Este material, que se utiliza para cubrir el suelo, es contaminante y su degradación tarda cientos de años

  • Autor: Por
  • Fecha de publicación: miércoles 17 febrero de 2010
Un proyecto de investigación coordinado por el Departamento de Ciencia, Tecnología y Universidad del Gobierno de Aragón, a través del Centro de Investigación y Tecnología Agroalimentaria (CITA), tiene como finalidad ofrecer alternativas eficaces y rentables al uso de plásticos con polietileno en la agricultura. El polietileno, usado para cubrir el suelo del campo con objeto de evitar la aparición de las malas hierbas y reducir así la cantidad de agua de riego necesaria, es un material contaminante y su degradación tarda cientos de años.

Se trata de encontrar un material opaco que evite la entrada de luz al suelo, que se mantenga sin degradar el tiempo que el cultivo necesite y después se degrade y desaparezca.
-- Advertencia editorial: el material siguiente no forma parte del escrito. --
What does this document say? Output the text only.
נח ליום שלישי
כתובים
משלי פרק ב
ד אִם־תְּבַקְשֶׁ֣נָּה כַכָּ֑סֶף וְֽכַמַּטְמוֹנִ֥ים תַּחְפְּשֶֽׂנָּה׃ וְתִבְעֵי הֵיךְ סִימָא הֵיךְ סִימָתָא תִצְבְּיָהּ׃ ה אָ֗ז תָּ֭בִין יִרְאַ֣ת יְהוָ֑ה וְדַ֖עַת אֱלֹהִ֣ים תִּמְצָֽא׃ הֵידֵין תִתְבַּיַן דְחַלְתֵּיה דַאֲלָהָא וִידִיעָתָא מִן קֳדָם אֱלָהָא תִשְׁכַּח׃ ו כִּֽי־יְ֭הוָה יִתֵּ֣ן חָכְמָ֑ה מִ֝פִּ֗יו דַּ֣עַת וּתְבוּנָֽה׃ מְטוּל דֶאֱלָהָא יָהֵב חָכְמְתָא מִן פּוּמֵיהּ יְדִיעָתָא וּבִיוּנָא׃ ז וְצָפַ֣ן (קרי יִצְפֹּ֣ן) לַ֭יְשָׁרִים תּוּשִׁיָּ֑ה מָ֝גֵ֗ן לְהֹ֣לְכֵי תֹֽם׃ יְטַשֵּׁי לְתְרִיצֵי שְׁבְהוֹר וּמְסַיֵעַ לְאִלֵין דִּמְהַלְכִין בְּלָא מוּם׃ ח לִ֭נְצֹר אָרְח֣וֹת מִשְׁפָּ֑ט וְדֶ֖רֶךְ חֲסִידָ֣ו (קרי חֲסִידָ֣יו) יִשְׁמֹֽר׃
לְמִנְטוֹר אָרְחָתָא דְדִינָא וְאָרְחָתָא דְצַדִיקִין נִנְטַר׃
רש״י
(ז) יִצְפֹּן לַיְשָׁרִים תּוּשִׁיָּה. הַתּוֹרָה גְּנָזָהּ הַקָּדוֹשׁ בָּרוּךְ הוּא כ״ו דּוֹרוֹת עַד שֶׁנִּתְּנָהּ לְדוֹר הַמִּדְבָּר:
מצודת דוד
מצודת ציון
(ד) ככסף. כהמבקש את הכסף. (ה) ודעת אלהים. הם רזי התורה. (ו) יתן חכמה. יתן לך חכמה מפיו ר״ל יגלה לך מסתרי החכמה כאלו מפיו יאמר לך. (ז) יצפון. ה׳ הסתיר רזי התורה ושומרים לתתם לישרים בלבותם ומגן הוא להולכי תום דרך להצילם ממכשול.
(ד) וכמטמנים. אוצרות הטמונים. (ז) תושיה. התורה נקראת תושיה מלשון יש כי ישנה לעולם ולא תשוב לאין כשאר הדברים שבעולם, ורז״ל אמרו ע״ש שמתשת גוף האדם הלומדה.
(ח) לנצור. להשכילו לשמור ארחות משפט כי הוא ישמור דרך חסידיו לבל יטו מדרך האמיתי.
Además debe tener unas buenas propiedades físicas para ser colocado en el suelo sin sufrir roturas. El CITA de Aragón coordina esta línea de investigación en toda España con equipos de científicos de cuatro las comunidades autónomas de La Rioja, Navarra, Castilla-La Mancha y Cataluña.

Desde el año 2005 se han ensayado diferentes materiales biodegradables (pajas de maíz, arroz, cebada); diferentes plásticos biodegradables; diferentes papeles, y un fieltro de fibras textiles recicladas del yute utilizado para asientos de coche. Los resultados muestran que los distintos tipos de papel son los únicos capaces de evitar el crecimiento de una temida mala hierba, la juncia, que atraviesa todos los demás materiales, aunque son más difíciles de instalar en campo debido a las roturas. Los plásticos biodegradables tienen la principal ventaja de ser fáciles de instalar, pero la juncia los atraviesa y todavía no son competitivos desde el punto de vista económico.

El uso de polietileno es la técnica más extendida en la actualidad en España para la producción de tomate y otras hortalizas de industria. Su uso contamina el suelo ya que las cosechadoras se acercan mucho a la superficie y rompen el plástico en pequeños trozos. Ello dificulta el establecimiento de cultivos como espinacas o guisantes, que no toleran los restos que se mezclan con la cosecha y deprecian su valor. También llega a las vías de agua y, si se quema, a la atmósfera como gases tóxicos. Otros inconvenientes son el coste adicional de sacar el polietileno del suelo sin romperlo, unos 150 euros por hectárea, y la dificultad que presenta su reciclado, ya que suele estar mezclado con tierra y restos vegetales.